We're finding that doctors and nurses sometimes aren't listening to patients — they're not following up with the patient.
Sen. Kirsten Gillibrand
These types of policies have worked in states like California, which has seen its maternal mortality rates decline by 55% (from 16.9 to 7.3 deaths per 100,000 births) between 2006 and 2013. California, according to USA Today, followed by Massachusetts and Nevada, now has the lowest maternal mortality rate in the country. At the same time, the overall U.S. maternal mortality rate has continued to rise.
Women of color are particularly vulnerable to dying as a result of childbirth-related complications. "Because of racism and institutional biases in medicine, they don't believe Black women when they say, 'I don't feel right.' ... She's doubly dismissed. Her feelings are not regarded, not responded to or followed up on," said Sen. Gillibrand.
This is what Sen. Harris aims to address with the CARE Act, which is co-sponsored by Sen. Gillibrand and 12 other Democrats.
"Health equity for Black women can only happen if we recognize and address persistent biases in our health system," Sen. Harris said in a statement provided to Refinery29. "This bill is a step towards ensuring that all women have access to culturally competent, holistic care, and to address the implicit biases in our system."

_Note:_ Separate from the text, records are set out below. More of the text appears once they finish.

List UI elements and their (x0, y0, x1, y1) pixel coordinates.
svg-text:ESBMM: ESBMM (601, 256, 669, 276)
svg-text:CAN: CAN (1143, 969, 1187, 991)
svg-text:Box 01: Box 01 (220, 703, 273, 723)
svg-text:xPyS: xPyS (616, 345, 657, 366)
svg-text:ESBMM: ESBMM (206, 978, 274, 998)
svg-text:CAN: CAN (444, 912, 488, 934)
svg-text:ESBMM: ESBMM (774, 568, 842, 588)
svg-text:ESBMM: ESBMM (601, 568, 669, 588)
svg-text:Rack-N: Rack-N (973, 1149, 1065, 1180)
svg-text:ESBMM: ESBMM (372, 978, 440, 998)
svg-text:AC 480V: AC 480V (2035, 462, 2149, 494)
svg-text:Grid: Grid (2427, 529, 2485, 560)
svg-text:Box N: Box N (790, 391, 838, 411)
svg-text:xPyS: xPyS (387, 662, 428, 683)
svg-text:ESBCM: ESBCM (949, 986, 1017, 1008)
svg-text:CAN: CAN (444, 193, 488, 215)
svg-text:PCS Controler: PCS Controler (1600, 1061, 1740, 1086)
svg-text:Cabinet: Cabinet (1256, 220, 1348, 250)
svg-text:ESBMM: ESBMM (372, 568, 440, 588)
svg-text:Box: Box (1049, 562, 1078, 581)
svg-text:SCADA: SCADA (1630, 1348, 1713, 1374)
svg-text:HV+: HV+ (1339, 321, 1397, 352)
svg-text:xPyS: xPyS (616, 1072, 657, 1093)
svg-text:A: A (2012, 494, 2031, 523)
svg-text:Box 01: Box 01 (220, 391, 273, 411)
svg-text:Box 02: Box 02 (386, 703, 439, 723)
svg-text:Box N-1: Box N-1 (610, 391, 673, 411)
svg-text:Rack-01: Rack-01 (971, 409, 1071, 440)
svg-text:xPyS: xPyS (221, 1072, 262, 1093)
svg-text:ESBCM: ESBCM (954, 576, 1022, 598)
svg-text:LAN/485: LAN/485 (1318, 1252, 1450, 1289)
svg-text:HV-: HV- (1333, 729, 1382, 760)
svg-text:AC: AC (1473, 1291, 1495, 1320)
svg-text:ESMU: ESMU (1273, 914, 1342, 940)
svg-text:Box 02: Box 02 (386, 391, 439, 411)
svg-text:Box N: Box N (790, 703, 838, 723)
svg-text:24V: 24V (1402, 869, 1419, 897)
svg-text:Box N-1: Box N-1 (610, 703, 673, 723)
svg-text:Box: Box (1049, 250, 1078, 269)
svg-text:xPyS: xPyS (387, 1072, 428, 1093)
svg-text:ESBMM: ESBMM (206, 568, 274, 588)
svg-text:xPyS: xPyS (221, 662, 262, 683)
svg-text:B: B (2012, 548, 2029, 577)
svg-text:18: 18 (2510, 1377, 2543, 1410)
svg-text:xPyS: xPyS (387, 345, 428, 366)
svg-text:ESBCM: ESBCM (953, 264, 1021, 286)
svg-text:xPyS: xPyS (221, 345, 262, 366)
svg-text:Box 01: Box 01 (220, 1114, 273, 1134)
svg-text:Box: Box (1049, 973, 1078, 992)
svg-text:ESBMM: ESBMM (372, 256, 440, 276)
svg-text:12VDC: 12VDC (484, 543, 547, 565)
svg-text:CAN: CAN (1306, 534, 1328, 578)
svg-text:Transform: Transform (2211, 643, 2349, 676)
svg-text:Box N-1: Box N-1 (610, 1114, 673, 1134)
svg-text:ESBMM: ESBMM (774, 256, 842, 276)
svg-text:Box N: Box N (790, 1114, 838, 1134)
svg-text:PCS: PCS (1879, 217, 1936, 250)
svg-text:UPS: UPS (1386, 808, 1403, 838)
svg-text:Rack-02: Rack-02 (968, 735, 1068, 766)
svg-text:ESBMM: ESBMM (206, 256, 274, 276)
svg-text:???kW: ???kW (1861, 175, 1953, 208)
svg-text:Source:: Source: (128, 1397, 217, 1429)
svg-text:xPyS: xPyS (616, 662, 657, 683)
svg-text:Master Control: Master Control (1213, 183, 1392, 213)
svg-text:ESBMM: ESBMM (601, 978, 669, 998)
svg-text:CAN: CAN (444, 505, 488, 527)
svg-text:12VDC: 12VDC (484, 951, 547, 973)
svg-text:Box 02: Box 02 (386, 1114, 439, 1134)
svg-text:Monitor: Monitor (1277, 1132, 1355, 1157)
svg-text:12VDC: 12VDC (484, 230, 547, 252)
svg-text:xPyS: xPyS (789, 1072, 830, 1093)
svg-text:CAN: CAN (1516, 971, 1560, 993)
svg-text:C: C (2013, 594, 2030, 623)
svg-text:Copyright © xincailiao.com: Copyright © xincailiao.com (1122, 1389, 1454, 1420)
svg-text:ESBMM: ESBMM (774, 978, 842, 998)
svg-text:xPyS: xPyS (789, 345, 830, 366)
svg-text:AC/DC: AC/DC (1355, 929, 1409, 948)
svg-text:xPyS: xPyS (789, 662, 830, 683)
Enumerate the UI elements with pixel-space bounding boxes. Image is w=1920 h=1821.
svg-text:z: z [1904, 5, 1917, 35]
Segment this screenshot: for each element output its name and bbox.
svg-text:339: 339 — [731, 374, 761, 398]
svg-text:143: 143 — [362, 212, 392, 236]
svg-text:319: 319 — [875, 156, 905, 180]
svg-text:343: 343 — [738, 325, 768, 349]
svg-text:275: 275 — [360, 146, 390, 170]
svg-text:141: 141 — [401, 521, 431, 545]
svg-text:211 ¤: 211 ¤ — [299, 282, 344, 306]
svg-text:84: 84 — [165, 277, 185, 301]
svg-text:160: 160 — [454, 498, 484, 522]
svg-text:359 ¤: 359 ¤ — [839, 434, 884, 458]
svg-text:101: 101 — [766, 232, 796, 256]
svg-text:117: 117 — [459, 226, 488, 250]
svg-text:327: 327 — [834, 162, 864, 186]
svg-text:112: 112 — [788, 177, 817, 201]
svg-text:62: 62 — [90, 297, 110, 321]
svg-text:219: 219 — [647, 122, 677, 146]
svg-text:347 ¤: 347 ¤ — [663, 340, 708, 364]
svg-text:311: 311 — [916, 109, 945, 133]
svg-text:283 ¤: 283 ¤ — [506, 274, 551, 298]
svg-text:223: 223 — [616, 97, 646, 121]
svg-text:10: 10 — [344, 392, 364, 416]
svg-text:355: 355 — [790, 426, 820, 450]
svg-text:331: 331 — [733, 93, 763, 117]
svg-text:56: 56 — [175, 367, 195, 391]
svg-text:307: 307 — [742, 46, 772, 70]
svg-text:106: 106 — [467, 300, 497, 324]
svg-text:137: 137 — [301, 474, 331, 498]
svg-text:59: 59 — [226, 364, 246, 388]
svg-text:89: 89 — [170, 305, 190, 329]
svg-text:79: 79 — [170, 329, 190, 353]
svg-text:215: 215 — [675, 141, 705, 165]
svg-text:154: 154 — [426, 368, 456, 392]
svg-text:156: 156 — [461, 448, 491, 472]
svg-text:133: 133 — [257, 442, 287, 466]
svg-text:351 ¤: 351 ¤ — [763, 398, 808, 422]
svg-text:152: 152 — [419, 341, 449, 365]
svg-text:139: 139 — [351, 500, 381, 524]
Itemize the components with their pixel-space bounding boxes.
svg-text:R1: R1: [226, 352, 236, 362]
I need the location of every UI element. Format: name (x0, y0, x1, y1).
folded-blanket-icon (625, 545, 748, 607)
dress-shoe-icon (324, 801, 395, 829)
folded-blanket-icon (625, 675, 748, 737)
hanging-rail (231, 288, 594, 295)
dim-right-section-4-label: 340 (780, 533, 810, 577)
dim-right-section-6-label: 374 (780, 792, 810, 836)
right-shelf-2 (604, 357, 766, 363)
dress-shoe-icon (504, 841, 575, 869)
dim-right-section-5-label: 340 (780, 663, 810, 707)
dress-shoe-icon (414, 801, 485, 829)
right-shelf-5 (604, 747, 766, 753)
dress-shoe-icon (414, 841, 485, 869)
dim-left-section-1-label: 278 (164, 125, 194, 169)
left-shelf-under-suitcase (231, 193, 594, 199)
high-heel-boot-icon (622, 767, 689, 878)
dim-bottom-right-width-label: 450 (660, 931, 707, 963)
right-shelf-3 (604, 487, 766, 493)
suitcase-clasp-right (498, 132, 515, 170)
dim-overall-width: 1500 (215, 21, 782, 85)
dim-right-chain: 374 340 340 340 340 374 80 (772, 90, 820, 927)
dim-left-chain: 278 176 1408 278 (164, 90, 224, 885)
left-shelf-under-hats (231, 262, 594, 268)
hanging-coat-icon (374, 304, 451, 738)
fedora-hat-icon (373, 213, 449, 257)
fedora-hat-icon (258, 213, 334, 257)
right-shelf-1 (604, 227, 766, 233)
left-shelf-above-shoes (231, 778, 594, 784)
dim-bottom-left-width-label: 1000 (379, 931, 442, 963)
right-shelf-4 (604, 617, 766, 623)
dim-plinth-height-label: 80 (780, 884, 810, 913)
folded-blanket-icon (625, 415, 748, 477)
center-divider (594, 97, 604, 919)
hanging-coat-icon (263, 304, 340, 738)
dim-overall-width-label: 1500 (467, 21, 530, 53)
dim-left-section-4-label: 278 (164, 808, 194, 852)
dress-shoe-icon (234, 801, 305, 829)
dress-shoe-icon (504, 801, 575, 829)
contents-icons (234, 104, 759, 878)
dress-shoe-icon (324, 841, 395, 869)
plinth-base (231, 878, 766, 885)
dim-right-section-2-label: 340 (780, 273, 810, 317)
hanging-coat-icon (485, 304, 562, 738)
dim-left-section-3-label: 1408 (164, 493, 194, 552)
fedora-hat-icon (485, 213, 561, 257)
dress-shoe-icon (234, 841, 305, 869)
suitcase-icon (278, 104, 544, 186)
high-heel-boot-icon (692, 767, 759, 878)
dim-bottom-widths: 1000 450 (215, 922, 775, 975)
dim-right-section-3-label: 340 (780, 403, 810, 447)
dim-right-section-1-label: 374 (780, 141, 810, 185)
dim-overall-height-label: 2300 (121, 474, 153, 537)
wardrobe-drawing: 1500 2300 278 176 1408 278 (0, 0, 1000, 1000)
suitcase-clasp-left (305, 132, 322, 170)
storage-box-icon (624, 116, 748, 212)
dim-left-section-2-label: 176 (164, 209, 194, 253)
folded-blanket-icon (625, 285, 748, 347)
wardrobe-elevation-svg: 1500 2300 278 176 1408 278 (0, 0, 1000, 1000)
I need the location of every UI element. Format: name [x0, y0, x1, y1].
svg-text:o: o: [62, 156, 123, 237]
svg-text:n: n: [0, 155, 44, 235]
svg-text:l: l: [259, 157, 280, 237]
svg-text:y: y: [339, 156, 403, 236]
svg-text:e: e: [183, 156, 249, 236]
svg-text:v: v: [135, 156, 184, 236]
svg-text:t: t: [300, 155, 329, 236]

The CARE Act would create two new grant programs focusing on reducing racial disparities in maternal health. One would address implicit bias, a key reason Black women receive subpar healthcare, with trainings in facilities such as medical and nursing schools. The other would establish "pregnancy medical home" programs, which connect high-risk women with case managers who coordinate health and social services, modeled on a successful program in North Carolina.
"We applaud Sen. Harris on putting forward this critical legislation and appreciate her commitment to ending racial disparities in maternal health care and outcomes," Elizabeth Gay, MPH, co-director of the Black Mamas Matter Alliance, said in a statement. "Addressing racial discrimination and implicit bias is an important but often overlooked part of improving maternal health in the United States."